Michael Thürmer: Erste Aufgabe ist es, das bestehende Geschäft zu sichern und sukzessive auszubauen. Daher werden wir uns schnell darum bemühen, einen neuen Einkaufsleiter zu finden. Dann gibt es zwei wesentliche Ansatzpunkte für die weitere Entwicklung:

Zum einen die Umsetzung der in der Beratung entwickelten Konzepte, die ich so interessant finde, dass ich sie auch selber umsetzen möchte. Ich sehe große Potentiale, bei den bestehenden Gesellschaftern die Artikelgruppe Holz weiter voranbringen zu können. Das Produkt Holz muss noch stärker verankert werden, als das heute der Fall ist.

Der zweite Bereich ist der Holzfachhandel. Hier bieten wir zum Beispiel alle Produkte für den Zimmermann aus einer Hand an. Damit werden wir auch aus dem Holzfachhandel neue Gesellschafter hinzugewinnen.

Für beide Ansätze ist der Einkauf ein wichtiges Thema.
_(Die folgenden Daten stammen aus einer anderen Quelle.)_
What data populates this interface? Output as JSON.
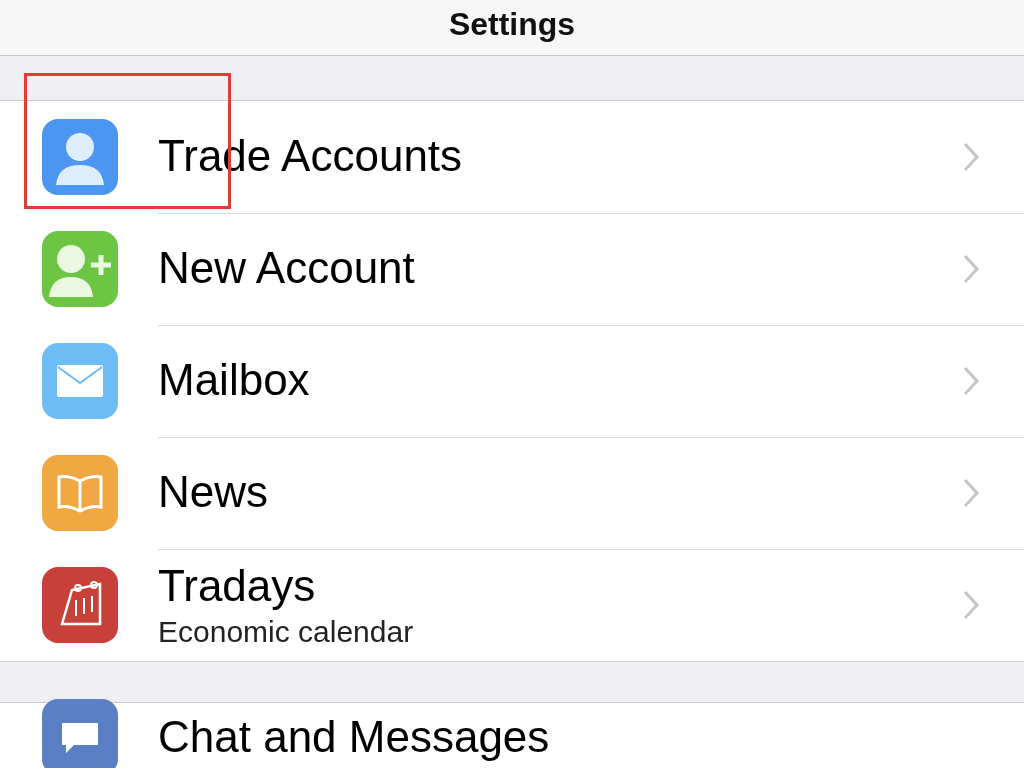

Wir werden weitere Lieferanten aufnehmen, die das Konzept Holz im Baustoffhandel und im Holzhandel unterstützen. Auch über Importgeschäfte denken wir nach.
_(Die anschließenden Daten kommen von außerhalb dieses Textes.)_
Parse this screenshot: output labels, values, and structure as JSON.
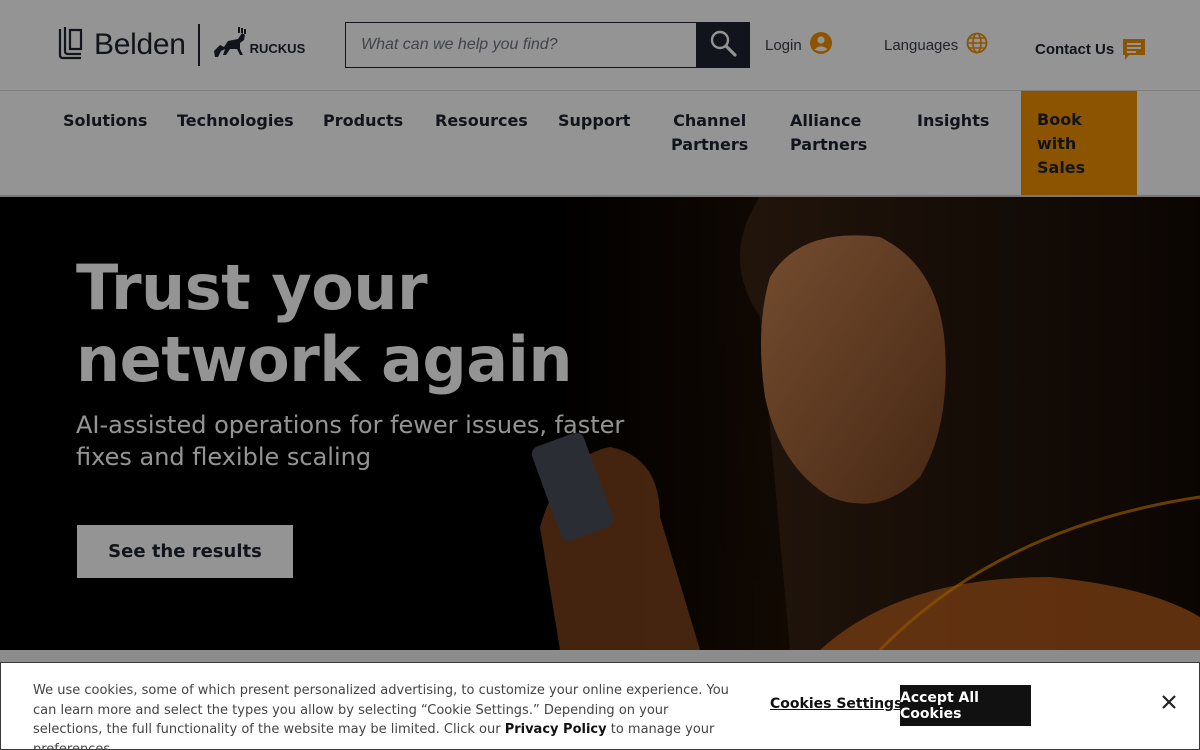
{
  "header": {
    "brand_primary": "Belden",
    "brand_secondary": "RUCKUS",
    "search_placeholder": "What can we help you find?",
    "login_label": "Login",
    "languages_label": "Languages",
    "contact_label": "Contact Us"
  },
  "nav": {
    "items": [
      {
        "label": "Solutions"
      },
      {
        "label": "Technologies"
      },
      {
        "label": "Products"
      },
      {
        "label": "Resources"
      },
      {
        "label": "Support"
      },
      {
        "label_line1": "Channel",
        "label_line2": "Partners"
      },
      {
        "label_line1": "Alliance",
        "label_line2": "Partners"
      },
      {
        "label": "Insights"
      }
    ],
    "book": {
      "line1": "Book",
      "line2": "with",
      "line3": "Sales"
    }
  },
  "hero": {
    "title_line1": "Trust your",
    "title_line2": "network again",
    "subtitle": "AI-assisted operations for fewer issues, faster fixes and flexible scaling",
    "cta_label": "See the results"
  },
  "cookie": {
    "text_before_link": "We use cookies, some of which present personalized advertising, to customize your online experience. You can learn more and select the types you allow by selecting “Cookie Settings.” Depending on your selections, the full functionality of the website may be limited. Click our",
    "privacy_link": "Privacy Policy",
    "text_after_link": "to manage your preferences.",
    "settings_label": "Cookies Settings",
    "accept_label": "Accept All Cookies"
  },
  "colors": {
    "brand_dark": "#1e2430",
    "accent_orange": "#f39200",
    "hero_bg": "#000000"
  },
  "icons": {
    "search": "search-icon",
    "login": "user-circle-icon",
    "languages": "globe-icon",
    "contact": "chat-icon",
    "close": "close-icon"
  }
}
Weiterhin wollen wir mit drei Vertriebskonzepten unsere Händler aktiv unterstützen:

1. Sortimentskonzepte

2. Zielgruppenkonzepte, die beispielsweise den Zimmermann mit Vollsortimenten inklusive weiterer Dienstleistungen ansprechen.

3. Betriebstypenkonzepte - die Königsdisziplin. Hier ist zum Beispiel für ein komplettes Konzept eines Holzzentrums zu klären: Welche Marktpotentiale gibt es? In welchen Warengruppen und für welche Zielgruppen? Welche Größenordnung ist realisierbar?
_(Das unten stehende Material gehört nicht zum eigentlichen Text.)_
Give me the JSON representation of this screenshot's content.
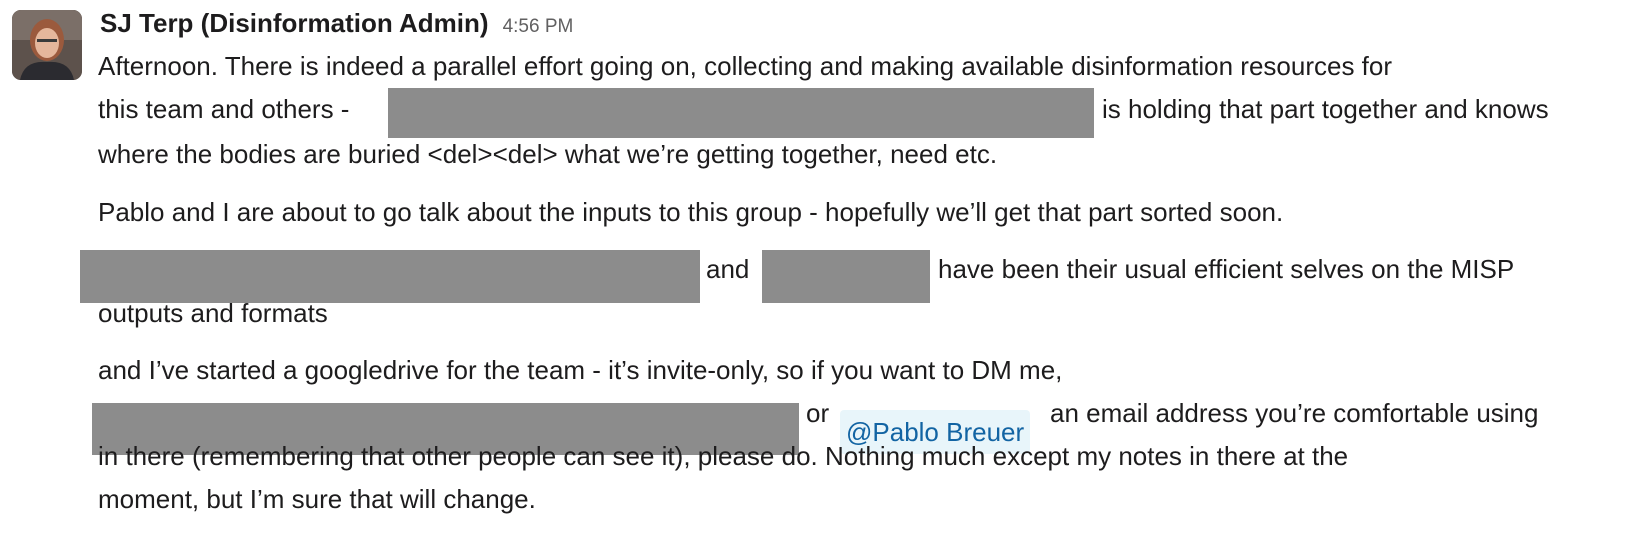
{
  "message": {
    "author": "SJ Terp (Disinformation Admin)",
    "time": "4:56 PM",
    "avatar_icon": "user-avatar-photo",
    "lines": {
      "l1": "Afternoon.  There is indeed a parallel effort going on, collecting and making available disinformation resources for",
      "l2a": "this team and others -",
      "l2b": "is holding that part together and knows",
      "l3": "where the bodies are buried <del><del> what we’re getting together, need etc.",
      "l4": "Pablo and I are about to go talk about the inputs to this group - hopefully we’ll get that part sorted soon.",
      "l5a": "and",
      "l5b": "have been their usual efficient selves on the MISP",
      "l6": "outputs and formats",
      "l7": "and I’ve started a googledrive for the team - it’s invite-only, so if you want to DM me,",
      "l8a": "or",
      "l8b": "an email address you’re comfortable using",
      "l9": "in there (remembering that other people can see it), please do.  Nothing much except my notes in there at the",
      "l10": "moment, but I’m sure that will change."
    },
    "mention": "@Pablo Breuer",
    "redaction_color": "#8c8c8c",
    "mention_colors": {
      "background": "#e8f5fa",
      "text": "#1264a3"
    }
  }
}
Ein zentrales Ziel von mir ist ganz allgemeiner Art: Die Vergrößerung der Holzbauquote in Deutschland auf 30 bis 40%. Die Schubwirkung für unsere Gesellschafter wäre gewaltig und würde gleichzeitig durch die dauerhafte Einlagerung von CO einen enormen Beitrag für die Reduzierung des Treibhauseffektes bewirken.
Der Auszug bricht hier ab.